— Он умер, — чуть сбавив тон, но по-прежнему строго произнес он. — Ему ты уже не поможешь и уж тем паче ничего не исправишь, если ляжешь рядом… Всем оставаться на месте, — повторил Курт, обведя взглядом притихших оборонителей. — Я закрою ставни.
— Пошлю на вас зверей полевых, — тихо и потерянно пробормотал торговец, — которые лишат вас детей, истребят скот ваш и вас уменьшат, так что опустеют дороги ваши… Господи Иисусе, отврати от нас гнев свой…
— Вот ради Господа Иисуса и помолчи! — прошипел Карл Штефан разозленно. — Без тебя тошно!
— Ты там должен был стоять, — наставительно и уверенно проговорил Феликс. — Тебе было велено закрывать ставню, а бедный парень заступил на твое место. Тебя должен был поразить гнев всевышний!
— Так стало быть, Господь промахнулся, — заметил тот язвительно.
— Не богохульствуй, похабник!
— Никто не должен быть на его месте, — возразил фон Зайденберг тихо. — Ни на его месте, ни на месте никого из нас. Во всем, что здесь происходит, что-то неправильное. Это какая-то одна большая ошибка Господа.
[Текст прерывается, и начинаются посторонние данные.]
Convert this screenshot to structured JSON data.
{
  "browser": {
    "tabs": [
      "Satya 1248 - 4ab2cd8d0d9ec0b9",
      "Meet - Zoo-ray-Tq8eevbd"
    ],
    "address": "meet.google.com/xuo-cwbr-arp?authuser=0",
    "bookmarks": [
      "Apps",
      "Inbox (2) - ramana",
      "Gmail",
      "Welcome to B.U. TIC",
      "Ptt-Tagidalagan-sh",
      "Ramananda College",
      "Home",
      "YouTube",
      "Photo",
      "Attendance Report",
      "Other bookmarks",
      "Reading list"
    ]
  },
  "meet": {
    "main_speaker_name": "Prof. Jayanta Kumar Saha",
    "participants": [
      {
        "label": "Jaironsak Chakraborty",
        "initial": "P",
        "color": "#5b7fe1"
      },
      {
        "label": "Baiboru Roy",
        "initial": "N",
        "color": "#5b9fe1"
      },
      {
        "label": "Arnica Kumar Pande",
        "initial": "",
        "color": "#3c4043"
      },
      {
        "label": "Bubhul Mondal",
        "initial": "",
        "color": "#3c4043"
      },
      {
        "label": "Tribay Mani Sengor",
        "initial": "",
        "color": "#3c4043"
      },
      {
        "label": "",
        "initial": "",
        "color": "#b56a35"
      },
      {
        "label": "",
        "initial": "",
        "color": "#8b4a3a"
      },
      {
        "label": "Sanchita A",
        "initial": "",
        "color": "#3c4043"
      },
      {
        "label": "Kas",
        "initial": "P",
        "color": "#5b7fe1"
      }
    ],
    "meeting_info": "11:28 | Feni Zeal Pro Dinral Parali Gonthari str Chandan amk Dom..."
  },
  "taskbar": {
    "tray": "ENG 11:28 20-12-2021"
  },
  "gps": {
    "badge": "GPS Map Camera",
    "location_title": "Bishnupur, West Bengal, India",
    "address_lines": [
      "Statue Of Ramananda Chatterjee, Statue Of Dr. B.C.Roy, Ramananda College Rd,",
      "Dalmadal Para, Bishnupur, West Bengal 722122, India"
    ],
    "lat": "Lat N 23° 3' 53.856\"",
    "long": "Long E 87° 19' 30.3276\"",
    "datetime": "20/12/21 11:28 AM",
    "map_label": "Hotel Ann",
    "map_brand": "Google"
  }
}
— Нет, — внезапно просветлев лицом, мотнул головой торговец, — нет, вы неправы, господин рыцарь, и я неправ, Господь никогда не ошибается, и здесь все верно! Мы тут и должны были оказаться — мы все. Наверняка Господь собрал нас в одном месте, потому что каждый из нас сотворил что-то, достойное кары. У всякого есть грехи, есть простительные, но есть и тяжкие, и, видно, каждый здесь содеял что-то, за что достоин понести наказание.
— А сколько таких достойных отсиживается по городам и весям, — заметил Курт тихо, обойдя неподвижное тело убитого, и осторожно, стараясь держаться у самой стены, в стороне от бойницы, вклинил в проем ставню. — Работы просто-таки невпроворот.
— Не высовывайся, — посоветовал охотник, и он отмахнулся:
— Не учи ученого.
— Что ты такое несешь, Феликс? — с болью отозвался Велле, сидящий на скамье кривобоко, точно раненый. — Что такого сделал мой Вольф, а? Ты ж его знаешь, так скажи мне, что, кому он мог сделать, чтобы заслужить смерть?
— А откуда нам знать, что в душе у других, пусть и у собственных детей? Что угодно он мог совершить, о чем ты не знал и не узнаешь никогда; что угодно мог сделать кто угодно. Этот вот непотребный сучий сын незнамо сколько девиц испортил и обокрал…
— Так, маму мою не трогаем! — возмутился тот; торговец лишь отмахнулся.
— Да и девица тоже хороша — родительский дом обворовать ради какого-то проходимца!.. И господин рыцарь, пока странствовал, наверняка не одним лишь честным трудом добывал себе пропитание…
— Да как ты смеешь, торгаш! — вскинулся фон Зайденберг. — Не один уж раз меня ткнули здесь носом в то, что я излишне беден, и — да! Я не сорю серебром, и все потому, что никогда, ни разу за всю свою некороткую жизнь не совершил ничего недостойного!
— Вы попустили смерть человека не далее как вчера ночью.
— Выходит, — хмыкнул охотник, — Господь приволок его сюда, чтоб он тут сотворил грех, достойный покарания… Что-то в твоей логике не клеится, Феликс. И — а что ж ты сам? Давай-ка уж, колись, коли сам же речь о том завел: что ты такого сделал, чтоб заслужить быть подброшенным под волчьи зубы?
— Неделю тому назад я обсчитал своего помощника, — не замедлив с ответом, вздохнул тот. — Дал ему за работу меньше, чем было заслужено; он спорил, а я вывернул все так, словно он мне остался должен. По мелочи, но, как знать, быть может, именно той мелочи и недостало ему для чего-то важного?
— Оцени, Молот Ведьм, — призвал Ван Аллен. — Когда еще ты слышал столь скорое признание?
— И майстер инквизитор наверняка тоже далеко не ангел, — уверенно продолжил торговец, и Курт, склонившийся над мертвым телом, молча повернул голову, ожидая продолжения.
— Да? — подбодрил он, когда тот запнулся.
— Ну… — внезапно сорвавшись со своего проповеднического тона, пробормотал Феликс. — Работа такая… Наверно ведь уйму народу замучили…
— А то, — согласился он, приподняв убитого за плечи, и осторожно попятился, нашаривая ступени позади. — Сам в ужасе.
— Я к тому, что, быть может, и понапрасну кого…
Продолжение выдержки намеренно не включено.